Vescovo Schneider: Il Pontificato di Francesco ha segnato il culmine del relativismo dottrinale
Come radice, egli identifica il relativismo dottrinale, che collega al movimento modernista. Si è infiltrato nella Chiesa all'inizio del 1900 e si è diffuso gradualmente, soprattutto utilizzando il Concilio Vaticano II come una sorta di catalizzatore.
Secondo il Vescovo Schneider, questa tendenza è cresciuta negli ultimi sessant'anni: "Oggi, soprattutto con il precedente pontificato di Papa Francesco, abbiamo il culmine di questo movimento di relativismo dottrinale, ossia l'idea che la verità non sia sempre la stessa".
Due conseguenze del relativismo
Dal relativismo segue per Schneider il pericolo del naturalismo.

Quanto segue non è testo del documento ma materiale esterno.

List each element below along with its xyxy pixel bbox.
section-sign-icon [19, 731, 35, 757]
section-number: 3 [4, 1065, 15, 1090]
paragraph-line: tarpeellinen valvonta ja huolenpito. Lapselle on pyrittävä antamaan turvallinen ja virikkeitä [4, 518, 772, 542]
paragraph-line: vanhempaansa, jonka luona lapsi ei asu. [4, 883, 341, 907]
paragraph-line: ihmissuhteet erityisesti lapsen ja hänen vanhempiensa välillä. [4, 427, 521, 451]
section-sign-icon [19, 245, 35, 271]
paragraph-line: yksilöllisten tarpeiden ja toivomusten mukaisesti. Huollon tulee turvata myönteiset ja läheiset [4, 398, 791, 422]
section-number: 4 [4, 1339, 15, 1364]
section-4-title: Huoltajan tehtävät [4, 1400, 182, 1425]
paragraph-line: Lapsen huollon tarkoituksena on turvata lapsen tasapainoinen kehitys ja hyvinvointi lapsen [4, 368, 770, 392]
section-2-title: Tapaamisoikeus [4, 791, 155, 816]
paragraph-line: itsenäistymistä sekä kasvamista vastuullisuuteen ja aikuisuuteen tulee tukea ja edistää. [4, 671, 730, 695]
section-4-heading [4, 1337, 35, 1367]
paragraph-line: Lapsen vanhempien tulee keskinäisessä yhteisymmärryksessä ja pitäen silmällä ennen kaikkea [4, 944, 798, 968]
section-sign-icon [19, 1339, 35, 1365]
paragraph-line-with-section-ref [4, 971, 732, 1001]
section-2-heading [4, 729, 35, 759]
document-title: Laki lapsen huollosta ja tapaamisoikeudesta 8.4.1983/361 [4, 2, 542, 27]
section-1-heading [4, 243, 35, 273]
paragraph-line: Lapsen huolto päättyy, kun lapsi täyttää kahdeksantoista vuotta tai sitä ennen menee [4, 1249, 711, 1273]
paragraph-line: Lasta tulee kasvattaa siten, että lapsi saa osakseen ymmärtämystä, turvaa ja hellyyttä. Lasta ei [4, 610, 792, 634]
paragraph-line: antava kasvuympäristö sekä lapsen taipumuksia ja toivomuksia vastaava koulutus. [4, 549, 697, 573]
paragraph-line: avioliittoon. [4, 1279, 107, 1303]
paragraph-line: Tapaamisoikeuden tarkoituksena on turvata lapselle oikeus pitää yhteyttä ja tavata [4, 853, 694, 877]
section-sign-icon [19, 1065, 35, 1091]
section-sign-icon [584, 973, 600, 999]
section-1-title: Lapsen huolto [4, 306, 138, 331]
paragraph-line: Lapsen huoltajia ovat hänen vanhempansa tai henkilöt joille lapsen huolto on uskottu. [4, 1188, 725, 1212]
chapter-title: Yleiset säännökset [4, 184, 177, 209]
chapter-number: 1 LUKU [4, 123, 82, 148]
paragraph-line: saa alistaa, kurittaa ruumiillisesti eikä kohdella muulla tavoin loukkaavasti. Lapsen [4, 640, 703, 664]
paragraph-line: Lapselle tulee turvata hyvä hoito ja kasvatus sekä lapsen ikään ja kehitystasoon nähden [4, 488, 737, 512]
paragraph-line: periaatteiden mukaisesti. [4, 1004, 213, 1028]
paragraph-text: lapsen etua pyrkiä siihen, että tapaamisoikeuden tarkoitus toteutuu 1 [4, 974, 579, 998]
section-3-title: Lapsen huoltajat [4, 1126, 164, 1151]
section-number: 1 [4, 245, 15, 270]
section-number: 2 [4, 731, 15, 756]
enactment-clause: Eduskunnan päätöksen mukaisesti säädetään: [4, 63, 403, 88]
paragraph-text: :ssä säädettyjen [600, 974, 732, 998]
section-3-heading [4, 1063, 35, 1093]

Questa visione dà il primato alle questioni naturali, temporali e sociali e riduce la necessità della grazia soprannaturale.
Un'altra conseguenza è il sincretismo religioso. Se la verità è relativa e gli esseri umani sono già fondamentalmente buoni, diventa facile concludere che tutte le religioni sono percorsi più o meno uguali verso Dio.
Per Schneider, questa idea ha portato al crollo della missione della Chiesa.
Se la fede non è cambiata, perché non riconoscere la FSSPX?
Infine, il Vescovo Schneider fa riferimento alla Fraternità Sacerdotale San Pio X (FSSPX). Si appella a Leone XIV affinché compia un gesto veramente generoso e pastorale nei loro confronti:
"Se la Chiesa è la stessa, e la fede cattolica non è cambiata, perché non riconoscere questa realtà, che fa solo ciò che la Chiesa ha sempre fatto?".